Florence, a resident at Colten Care’s Braemar Lodge care home in Salisbury, started volunteering for the Royal National Lifeboat Institution in Birmingham in 1939.
An accomplished catering specialist, she travelled the country during her career, setting up industrial kitchens. But she always managed to find time for the RNLI.
After moving to London and having two sons, Florence helped collect on Flag Days for the Kensington branch of the charity.
And when she moved to Salisbury in 1967 she soon joined the city’s own RNLI branch, occupying all of its elected posts, including Chairman and Treasurer, at some point.
Florence was born in Southsea in Hampshire on June 28, 1917, and her father Walter Hiscox was in the Royal Navy based in Portsmouth. However her devotion to the RNLI did not stem from her own love of the sea.
On the contrary, she is not keen on boats, nor the sea, because she can’t swim.
One of her two sons, Graham Candlish, 69, said: “Since joining the Salisbury Branch in 1969, mother has been a dedicated and enthusiastic member of the committee and she only gave up standing outside supermarkets with a boat shaped collecting tin a few years ago.”

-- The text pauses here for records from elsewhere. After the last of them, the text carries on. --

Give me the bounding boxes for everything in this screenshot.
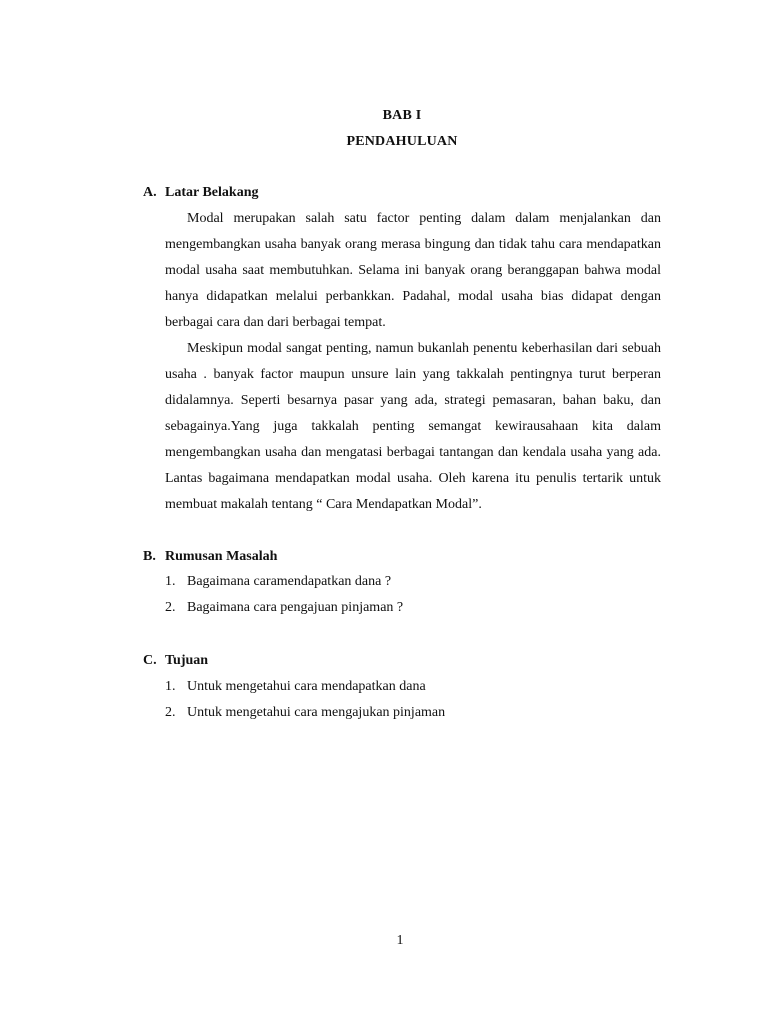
list-number: 2.: [165, 705, 176, 720]
list-item: [165, 700, 445, 726]
paragraph-text: Modal merupakan salah satu factor penting dalam dalam menjalankan dan mengembangkan usaha banyak orang merasa bingung dan tidak tahu cara mendapatkan modal usaha saat membutuhkan. Selama ini banyak orang beranggapan bahwa modal hanya didapatkan melalui perbankkan. Padahal, modal usaha bias didapat dengan berbagai cara dan dari berbagai tempat.: [165, 211, 661, 330]
list-item: [165, 595, 403, 621]
list-item: [165, 674, 445, 700]
section-a-title: Latar Belakang: [165, 185, 259, 200]
page-number: 1: [396, 933, 404, 948]
section-c-title: Tujuan: [165, 653, 209, 668]
list-number: 2.: [165, 600, 176, 615]
section-a-letter: A.: [143, 185, 157, 200]
section-b-heading: [143, 549, 277, 565]
section-a-heading: [143, 185, 258, 201]
section-c-heading: [143, 653, 208, 669]
list-text: Untuk mengetahui cara mendapatkan dana: [187, 679, 426, 694]
objective-list: [165, 674, 445, 726]
section-c-letter: C.: [143, 653, 157, 668]
background-paragraph-2: [165, 336, 661, 518]
section-b-letter: B.: [143, 549, 156, 564]
background-paragraph-1: [165, 206, 661, 336]
section-b-title: Rumusan Masalah: [165, 549, 278, 564]
list-number: 1.: [165, 679, 176, 694]
list-text: Untuk mengetahui cara mengajukan pinjaman: [187, 705, 446, 720]
paragraph-text: Meskipun modal sangat penting, namun bukanlah penentu keberhasilan dari sebuah usaha . banyak factor maupun unsure lain yang takkalah pentingnya turut berperan didalamnya. Seperti besarnya pasar yang ada, strategi pemasaran, bahan baku, dan sebagainya.Yang juga takkalah penting semangat kewirausahaan kita dalam mengembangkan usaha dan mengatasi berbagai tantangan dan kendala usaha yang ada. Lantas bagaimana mendapatkan modal usaha. Oleh karena itu penulis tertarik untuk membuat makalah tentang “ Cara Mendapatkan Modal”.: [165, 341, 661, 512]
chapter-title: PENDAHULUAN: [346, 134, 458, 149]
list-text: Bagaimana caramendapatkan dana ?: [187, 574, 392, 589]
list-text: Bagaimana cara pengajuan pinjaman ?: [187, 600, 404, 615]
list-item: [165, 569, 403, 595]
list-number: 1.: [165, 574, 176, 589]
chapter-number: BAB I: [382, 108, 422, 123]
problem-list: [165, 569, 403, 621]
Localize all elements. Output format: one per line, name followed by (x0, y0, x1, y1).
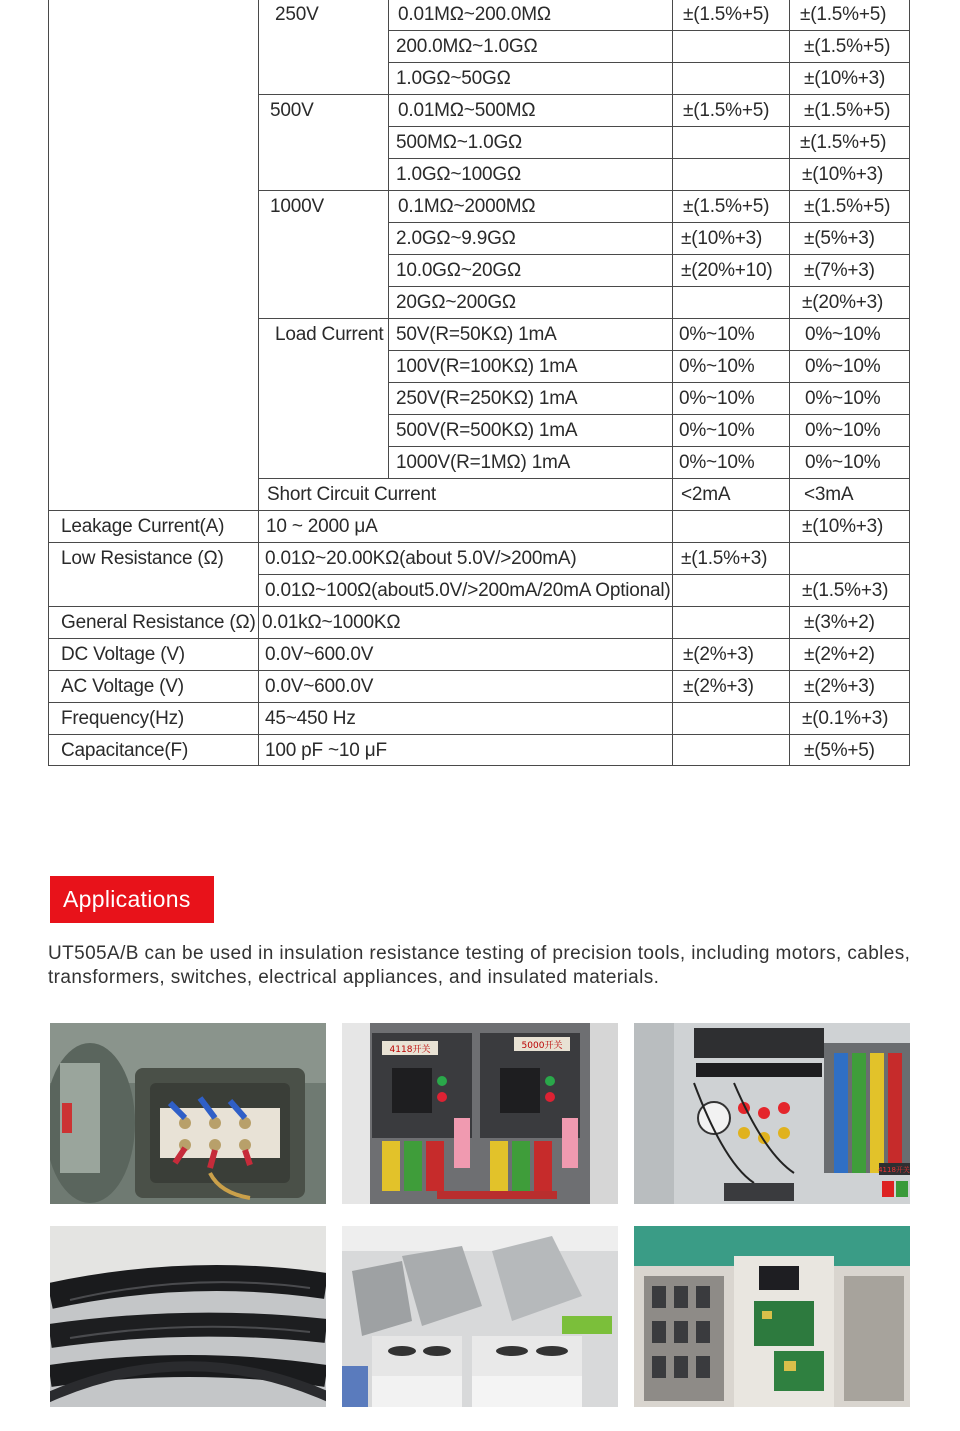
accuracy-b-cell: ±(10%+3) (804, 68, 886, 89)
accuracy-a-cell: ±(1.5%+5) (683, 4, 770, 25)
range-cell: 0.01MΩ~500MΩ (398, 100, 536, 121)
accuracy-b-cell: <3mA (804, 484, 854, 505)
range-cell: 0.1MΩ~2000MΩ (398, 196, 536, 217)
accuracy-a-cell: ±(1.5%+5) (683, 196, 770, 217)
accuracy-b-cell: 0%~10% (805, 420, 881, 441)
function-label: Leakage Current(A) (61, 516, 225, 537)
accuracy-b-cell: ±(10%+3) (802, 164, 884, 185)
range-cell: 100 pF ~10 μF (265, 740, 387, 761)
circuit-breaker-illustration (342, 1023, 618, 1204)
short-circuit-label: Short Circuit Current (267, 484, 436, 505)
column-divider (672, 0, 673, 766)
accuracy-b-cell: 0%~10% (805, 452, 881, 473)
accuracy-b-cell: ±(2%+3) (804, 676, 875, 697)
range-cell: 0.0V~600.0V (265, 676, 374, 697)
accuracy-a-cell: 0%~10% (679, 452, 755, 473)
test-voltage-label: 250V (275, 4, 319, 25)
accuracy-a-cell: ±(2%+3) (683, 676, 754, 697)
accuracy-b-cell: ±(5%+5) (804, 740, 875, 761)
range-cell: 2.0GΩ~9.9GΩ (396, 228, 516, 249)
range-cell: 200.0MΩ~1.0GΩ (396, 36, 538, 57)
test-voltage-label: 1000V (270, 196, 324, 217)
appliance-illustration (342, 1226, 618, 1407)
switchgear-photo (634, 1023, 910, 1204)
load-current-label: Load Current (275, 324, 384, 345)
motor-terminal-photo (50, 1023, 326, 1204)
range-cell: 0.01kΩ~1000KΩ (262, 612, 401, 633)
range-cell: 0.0V~600.0V (265, 644, 374, 665)
accuracy-b-cell: ±(10%+3) (802, 516, 884, 537)
breaker-label-right: 5000开关 (521, 1041, 563, 1051)
cable-illustration (50, 1226, 326, 1407)
range-cell: 0.01MΩ~200.0MΩ (398, 4, 551, 25)
function-label: Capacitance(F) (61, 740, 189, 761)
table-left-border (48, 0, 49, 766)
range-cell: 500V(R=500KΩ) 1mA (396, 420, 578, 441)
range-cell: 0.01Ω~100Ω(about5.0V/>200mA/20mA Optional) (265, 580, 671, 601)
column-divider (388, 0, 389, 478)
accuracy-b-cell: 0%~10% (805, 388, 881, 409)
accuracy-b-cell: ±(20%+3) (802, 292, 884, 313)
breaker-label-left: 4118开关 (389, 1045, 431, 1055)
control-board-photo (634, 1226, 910, 1407)
range-cell: 100V(R=100KΩ) 1mA (396, 356, 578, 377)
range-cell: 0.01Ω~20.00KΩ(about 5.0V/>200mA) (265, 548, 577, 569)
accuracy-b-cell: ±(5%+3) (804, 228, 875, 249)
column-divider (789, 0, 790, 766)
range-cell: 1000V(R=1MΩ) 1mA (396, 452, 571, 473)
function-label: General Resistance (Ω) (61, 612, 256, 633)
test-voltage-label: 500V (270, 100, 314, 121)
accuracy-b-cell: ±(0.1%+3) (802, 708, 889, 729)
switchgear-illustration (634, 1023, 910, 1204)
range-cell: 500MΩ~1.0GΩ (396, 132, 523, 153)
range-cell: 20GΩ~200GΩ (396, 292, 516, 313)
function-label: Frequency(Hz) (61, 708, 185, 729)
range-cell: 10.0GΩ~20GΩ (396, 260, 521, 281)
function-label: AC Voltage (V) (61, 676, 184, 697)
accuracy-a-cell: 0%~10% (679, 356, 755, 377)
range-cell: 50V(R=50KΩ) 1mA (396, 324, 557, 345)
control-board-illustration (634, 1226, 910, 1407)
accuracy-b-cell: ±(3%+2) (804, 612, 875, 633)
column-divider (258, 0, 259, 766)
appliance-photo (342, 1226, 618, 1407)
spec-table (48, 0, 910, 766)
accuracy-b-cell: ±(1.5%+3) (802, 580, 889, 601)
accuracy-b-cell: ±(1.5%+5) (800, 4, 887, 25)
accuracy-a-cell: 0%~10% (679, 324, 755, 345)
accuracy-a-cell: ±(10%+3) (681, 228, 763, 249)
accuracy-a-cell: ±(1.5%+3) (681, 548, 768, 569)
applications-title: Applications (50, 876, 214, 923)
accuracy-a-cell: ±(1.5%+5) (683, 100, 770, 121)
accuracy-b-cell: ±(1.5%+5) (804, 196, 891, 217)
accuracy-b-cell: 0%~10% (805, 356, 881, 377)
accuracy-b-cell: ±(1.5%+5) (804, 36, 891, 57)
accuracy-b-cell: ±(7%+3) (804, 260, 875, 281)
range-cell: 45~450 Hz (265, 708, 356, 729)
table-right-border (909, 0, 910, 766)
motor-terminal-illustration (50, 1023, 326, 1204)
applications-description: UT505A/B can be used in insulation resistance testing of precision tools, including motors, cables, transformers, switches, electrical appliances, and insulated materials. (48, 943, 911, 988)
range-cell: 250V(R=250KΩ) 1mA (396, 388, 578, 409)
range-cell: 1.0GΩ~50GΩ (396, 68, 511, 89)
accuracy-b-cell: ±(2%+2) (804, 644, 875, 665)
accuracy-a-cell: 0%~10% (679, 420, 755, 441)
accuracy-a-cell: 0%~10% (679, 388, 755, 409)
range-cell: 1.0GΩ~100GΩ (396, 164, 521, 185)
function-label: DC Voltage (V) (61, 644, 185, 665)
cable-photo (50, 1226, 326, 1407)
accuracy-b-cell: ±(1.5%+5) (800, 132, 887, 153)
accuracy-a-cell: <2mA (681, 484, 731, 505)
range-cell: 10 ~ 2000 μA (266, 516, 378, 537)
accuracy-a-cell: ±(20%+10) (681, 260, 773, 281)
accuracy-b-cell: ±(1.5%+5) (804, 100, 891, 121)
panel-tag-label: 4118开关 (878, 1166, 910, 1174)
function-label: Low Resistance (Ω) (61, 548, 224, 569)
circuit-breaker-photo (342, 1023, 618, 1204)
accuracy-a-cell: ±(2%+3) (683, 644, 754, 665)
accuracy-b-cell: 0%~10% (805, 324, 881, 345)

Widowed herself for 53 years, Florence still deals with the all correspondence involving In Memoriam donations, i.e writing to relatives and undertakers.
Her other son Raymond, 73, said: “Mother’s contribution has helped to raise the profile of the local RNLI substantially and has also won her many plaudits.
“In 2012 the RNLI made her an Honorary Life Governor, in recognition of her long and outstanding service. The highest RNLI award given to a volunteer.
“She was also presented with a Lifetime Achievement Award by The Wessex Charity Awards that same year.”
Florence however, is very modest about her accomplishments, including her milestone 100th birthday, which she celebrated quietly with her family and later with cake and sherry, with her fellow residents at Braemar Lodge.
She said: “I’ve just lived a day at a time and supported a very worthwhile charity.
“I’m not remarkable at all. It’s all a fuss about nothing really.”